If you don’t show up, we will just walk home.

As I’m about to walk into a work event last night, my mom calls. “Kay, our brains are bad and we don’t know how to get food. Can you come pick us up and take us to the club for dinner?”

Dread, sadness and frustration hit me all at once. My parents told me they were going to stay in the retirement community because they recognized they were struggling.  However, they  recently reported to me they again broke back into their town house, and my siblings report they got a letter saying they are living at their town house now.

I’m sad because I know they must be frightened and I miss my parents.

I’m frustrated because I can’t help people who refuse to accept help beyond the emergencies they create.

I’m filled with dread because I know the only way to move forward is to sue my parents for guardianship and conservatorship.

I offer to have food delivered. She then shouts to my father who says he has money for a cab. She then tells me “If you don’t show up, we will just walk home.”  I remind her they have a credit card but that if she needs a ride I will come pick them up. I feel manipulated.

The toughest period in supporting someone with dementia seems to be this transitional period. They want independence, while we crave for them safety. We sometimes get to spend wonderful moments with our loved ones, and other times face a person in our loved ones skin that is foreign to us. Confounded.

6 thoughts on “If you don’t show up, we will just walk home.

  1. Yes…*heavy sigh*…This.
    Every single day.
    This.

    Thank you for writing this post…so many of your posts may me cry.

      1. Oh Kay, you ARE helping. At times it’s just so emotionally overwhelming to read what I’m feeling, through your words (if that makes sense). It’s a feeling of “OMG, someone else GETS it!”
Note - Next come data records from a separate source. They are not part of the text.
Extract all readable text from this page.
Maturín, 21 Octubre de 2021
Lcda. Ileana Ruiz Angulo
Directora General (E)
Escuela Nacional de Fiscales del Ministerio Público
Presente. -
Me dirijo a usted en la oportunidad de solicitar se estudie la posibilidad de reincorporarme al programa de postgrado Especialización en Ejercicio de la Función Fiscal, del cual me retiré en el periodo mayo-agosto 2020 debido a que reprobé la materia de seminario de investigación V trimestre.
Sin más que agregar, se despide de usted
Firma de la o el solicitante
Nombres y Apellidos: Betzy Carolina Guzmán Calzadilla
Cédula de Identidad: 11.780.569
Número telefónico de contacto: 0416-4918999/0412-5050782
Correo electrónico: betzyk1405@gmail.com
        And it’s silly for me to feel this way, because for years I’ve heard about what it’s like to deal with parents who got dementia, even watched my own mother struggle through it with her mother. And yet now that I’m in the trenches…it’s like I’m the only one in the world who’s ever experienced this. My brain knows differently, of course, but my heart feels so isolated in dealing with this.

        Your blog helps more than you may know. I don’t comment often, because I almost always read through my RSS reader on my phone, but I do read and am very thankful for your words. I’m just sorry you, or any one else, has to go through this. It seems so different for our generation, and it’s not just because we’re the ones dealing with it.

        I wonder if dementia isn’t more prevalent now than in the past.

      2. Sadly — our medicine seems to have mmoved us in a direction where our bodies are outliving our brains. Hopefully, we will find a balance so we can have purpose and meaning in our lives until the end.

      3. I think that’s a big part of it, yes. What I hold onto is that out of 4 grandparents I had, 3 were perfectly normal and coherent, right up to their dying day. Sure, they showed signs of aging and slowing down….but no dementia. Only my mom’s mother, who was always mentally ill and “eccentric.”

        Same with my mom…the dementia has exacerbated her behavior, but she’s never been all there. And now with her dementia and short-term memory loss getting worse each day…it gets more and more difficult to deal with her, be around her, have a normal conversation. I avoid talking about anything more complicated than the weather. 🙂

        Thank you again for your blog, and for “keeping it real.” I admire your strength and determination, all the while not letting your parents manipulate you (as much as can be reasonably avoided).

        Some of my family want to pretend “there’s nothing wrong” with my mom, because when you only talk to someone for 15 minutes a day on the phone, it’s easy to fool them. It has me doubting my own sanity at times.